Venugopal Parvathy, Balasubramanian Sudha, Majumdar Anish Sen, Ta Malancha
Stempeutics research Pvt. Ltd, Manipal Hospital, Bangalore, India.
Stem Cells Cloning. 2011 Apr 21;4:39-50. doi: 10.2147/SCCAA.S17548. eCollection 2011.
Mesenchymal stem cells (MSCs) have become an attractive tool for tissue engineering and targets in clinical transplantation due to their regeneration potential and immuno-suppressive capacity. Although MSCs derived from bone marrow are the most widely used, their harvest requires an invasive procedure. The umbilical cord, which is discarded at birth, can provide an inexhaustible source of stem cells for therapy. The Wharton's jelly-derived MSCs (WJ-MSCs), from the umbilical cord, have been shown to have faster proliferation rates and greater expansion capability compared with adult MSCs. The standard isolation and in vitro culture protocol for WJ-MSCs utilizes fetal bovine serum (FBS) or calf serum as a nutrient supplement. However, FBS raises potential safety concerns such as transmission of viral/prion disease and may initiate xenogeneic immune reactions against bovine antigens.
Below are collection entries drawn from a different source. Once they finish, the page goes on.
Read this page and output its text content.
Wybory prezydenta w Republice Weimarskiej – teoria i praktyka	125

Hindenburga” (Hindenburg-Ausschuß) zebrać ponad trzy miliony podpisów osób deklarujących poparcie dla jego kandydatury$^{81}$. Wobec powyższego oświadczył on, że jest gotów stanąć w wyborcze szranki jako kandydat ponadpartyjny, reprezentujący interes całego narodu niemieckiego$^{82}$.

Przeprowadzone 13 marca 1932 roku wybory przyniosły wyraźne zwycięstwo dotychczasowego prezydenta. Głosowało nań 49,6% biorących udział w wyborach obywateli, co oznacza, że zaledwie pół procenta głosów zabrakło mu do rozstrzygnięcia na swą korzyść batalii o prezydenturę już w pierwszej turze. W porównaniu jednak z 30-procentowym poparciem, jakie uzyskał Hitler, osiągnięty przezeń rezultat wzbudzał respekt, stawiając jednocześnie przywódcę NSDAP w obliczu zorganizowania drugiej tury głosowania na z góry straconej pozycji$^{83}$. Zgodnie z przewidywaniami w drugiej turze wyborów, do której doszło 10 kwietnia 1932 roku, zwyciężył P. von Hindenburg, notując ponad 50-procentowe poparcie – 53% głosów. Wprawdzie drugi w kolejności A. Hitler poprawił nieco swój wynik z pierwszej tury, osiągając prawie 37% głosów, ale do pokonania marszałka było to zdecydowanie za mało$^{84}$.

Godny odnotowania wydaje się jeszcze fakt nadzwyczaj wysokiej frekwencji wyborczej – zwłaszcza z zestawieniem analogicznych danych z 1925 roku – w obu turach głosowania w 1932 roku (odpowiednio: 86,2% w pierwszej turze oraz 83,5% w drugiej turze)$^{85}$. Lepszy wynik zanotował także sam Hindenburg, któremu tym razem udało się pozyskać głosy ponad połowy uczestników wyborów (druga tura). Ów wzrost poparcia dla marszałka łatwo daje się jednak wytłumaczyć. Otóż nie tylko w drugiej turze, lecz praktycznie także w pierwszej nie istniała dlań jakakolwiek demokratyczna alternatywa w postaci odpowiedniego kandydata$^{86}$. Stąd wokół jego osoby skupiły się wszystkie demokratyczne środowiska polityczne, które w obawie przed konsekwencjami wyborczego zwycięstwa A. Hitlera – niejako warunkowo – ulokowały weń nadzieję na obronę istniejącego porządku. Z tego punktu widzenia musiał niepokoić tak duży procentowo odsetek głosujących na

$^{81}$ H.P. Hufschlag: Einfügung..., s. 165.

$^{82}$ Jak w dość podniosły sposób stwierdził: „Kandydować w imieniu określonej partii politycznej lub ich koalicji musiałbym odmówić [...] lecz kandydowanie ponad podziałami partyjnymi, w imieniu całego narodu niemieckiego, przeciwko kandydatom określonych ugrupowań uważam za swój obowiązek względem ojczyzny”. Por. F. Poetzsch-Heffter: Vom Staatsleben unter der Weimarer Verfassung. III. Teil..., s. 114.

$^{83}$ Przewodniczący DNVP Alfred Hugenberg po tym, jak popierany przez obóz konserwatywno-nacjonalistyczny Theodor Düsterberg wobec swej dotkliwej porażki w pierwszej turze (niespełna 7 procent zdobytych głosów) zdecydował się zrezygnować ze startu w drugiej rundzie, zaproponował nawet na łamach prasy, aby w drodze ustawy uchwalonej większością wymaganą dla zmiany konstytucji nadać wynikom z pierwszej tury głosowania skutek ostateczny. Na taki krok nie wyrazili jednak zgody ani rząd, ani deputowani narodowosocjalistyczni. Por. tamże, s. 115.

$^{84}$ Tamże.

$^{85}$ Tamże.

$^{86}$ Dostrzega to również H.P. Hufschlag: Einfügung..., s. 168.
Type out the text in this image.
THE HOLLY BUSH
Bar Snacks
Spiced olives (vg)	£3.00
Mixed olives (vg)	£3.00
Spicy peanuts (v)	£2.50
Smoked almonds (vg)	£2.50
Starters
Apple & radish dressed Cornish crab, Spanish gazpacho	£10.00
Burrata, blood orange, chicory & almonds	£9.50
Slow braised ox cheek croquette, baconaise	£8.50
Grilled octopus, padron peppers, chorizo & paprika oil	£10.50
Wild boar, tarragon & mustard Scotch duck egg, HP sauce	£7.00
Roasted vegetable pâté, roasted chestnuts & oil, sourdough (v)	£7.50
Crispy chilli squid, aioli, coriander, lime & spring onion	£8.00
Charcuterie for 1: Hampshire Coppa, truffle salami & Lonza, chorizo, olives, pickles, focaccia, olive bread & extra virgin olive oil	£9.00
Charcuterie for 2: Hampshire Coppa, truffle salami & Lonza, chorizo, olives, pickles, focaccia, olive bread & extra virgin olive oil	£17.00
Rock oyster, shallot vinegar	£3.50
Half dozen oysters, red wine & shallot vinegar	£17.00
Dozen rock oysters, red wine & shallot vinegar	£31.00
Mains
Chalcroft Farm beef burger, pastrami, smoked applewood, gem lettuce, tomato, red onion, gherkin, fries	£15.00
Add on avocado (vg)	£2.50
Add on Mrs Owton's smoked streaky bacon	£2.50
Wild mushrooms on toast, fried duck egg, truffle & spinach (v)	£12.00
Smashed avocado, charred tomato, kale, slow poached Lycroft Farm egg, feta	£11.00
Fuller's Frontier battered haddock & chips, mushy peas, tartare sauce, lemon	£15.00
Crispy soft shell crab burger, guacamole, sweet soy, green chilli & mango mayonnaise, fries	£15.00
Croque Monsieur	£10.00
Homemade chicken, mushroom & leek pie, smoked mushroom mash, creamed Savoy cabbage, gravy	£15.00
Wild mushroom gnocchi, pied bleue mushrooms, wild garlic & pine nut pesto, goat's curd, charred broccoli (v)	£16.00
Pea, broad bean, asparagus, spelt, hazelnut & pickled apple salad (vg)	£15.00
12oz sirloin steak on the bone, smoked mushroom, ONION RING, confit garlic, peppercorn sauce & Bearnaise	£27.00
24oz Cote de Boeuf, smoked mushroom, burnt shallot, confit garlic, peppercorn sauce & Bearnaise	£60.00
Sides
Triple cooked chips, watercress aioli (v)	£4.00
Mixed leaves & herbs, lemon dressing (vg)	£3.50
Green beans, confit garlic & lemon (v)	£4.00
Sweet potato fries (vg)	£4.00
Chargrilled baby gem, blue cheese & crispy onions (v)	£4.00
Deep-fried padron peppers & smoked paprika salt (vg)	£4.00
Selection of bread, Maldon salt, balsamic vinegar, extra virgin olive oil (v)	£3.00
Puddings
Therefore, for therapeutic applications, there is an urgent requirement to establish an alternative nutrient supplement which would favor cell proliferation, retain MSC characteristics, and prove safe in human subjects. In the present study, we isolated and expanded WJ-MSCs in 5% pooled, allogeneic human serum (HS) supplemented with 2 ng/mL of basic fibroblast growth factor. For cell dissociation, porcine trypsin was replaced with TrypLE, a recombinant enzyme, and a protease-free protocol was adapted for isolation of MSCs from WJ. We determined their growth kinetics, in vitro differentiation potential, surface marker expression, and colony-forming unit potential and compared them against standard WJ-MSC cultures expanded in 10% FBS. All these parameters matched quite well between the two MSC populations. To test whether there is any alteration in gene expression on switching from FBS to HS, we analyzed a panel of stem cell and early lineage markers using Taqman® low density array. No significant deviation in gene expression was observed between the two populations. Thus we established an efficient, complete xeno-free protocol for propagation of human WJ-MSCs.
间充质干细胞(MSCs)因其再生潜力和免疫抑制能力,已成为组织工程和临床移植靶点的一种有吸引力的工具。尽管源自骨髓的MSCs是使用最广泛的,但获取它们需要侵入性操作。出生时被丢弃的脐带可为治疗提供无穷无尽的干细胞来源。已证明,源自脐带华通氏胶的MSCs(WJ-MSCs)与成人MSCs相比,具有更快的增殖速率和更强的扩增能力。WJ-MSCs的标准分离和体外培养方案使用胎牛血清(FBS)或小牛血清作为营养补充剂。然而,FBS引发了潜在的安全问题,如病毒/朊病毒疾病的传播,并可能引发针对牛抗原的异种免疫反应。因此,对于治疗应用,迫切需要建立一种替代营养补充剂,它有利于细胞增殖,保留MSCs特性,并在人体中证明是安全的。在本研究中,我们在补充有2 ng/mL碱性成纤维细胞生长因子的5%混合异体人血清(HS)中分离并扩增WJ-MSCs。对于细胞解离,用重组酶TrypLE替代猪胰蛋白酶,并采用无蛋白酶方案从WJ中分离MSCs。我们测定了它们的生长动力学、体外分化潜力、表面标志物表达和集落形成单位潜力,并将它们与在10% FBS中扩增的标准WJ-MSC培养物进行比较。这两个MSC群体的所有这些参数都相当匹配。为了测试从FBS转换到HS时基因表达是否有任何变化,我们使用Taqman®低密度阵列分析了一组干细胞和早期谱系标志物。在这两个群体之间未观察到基因表达的显著偏差。因此,我们建立了一种高效、完全无动物源的人WJ-MSCs扩增方案。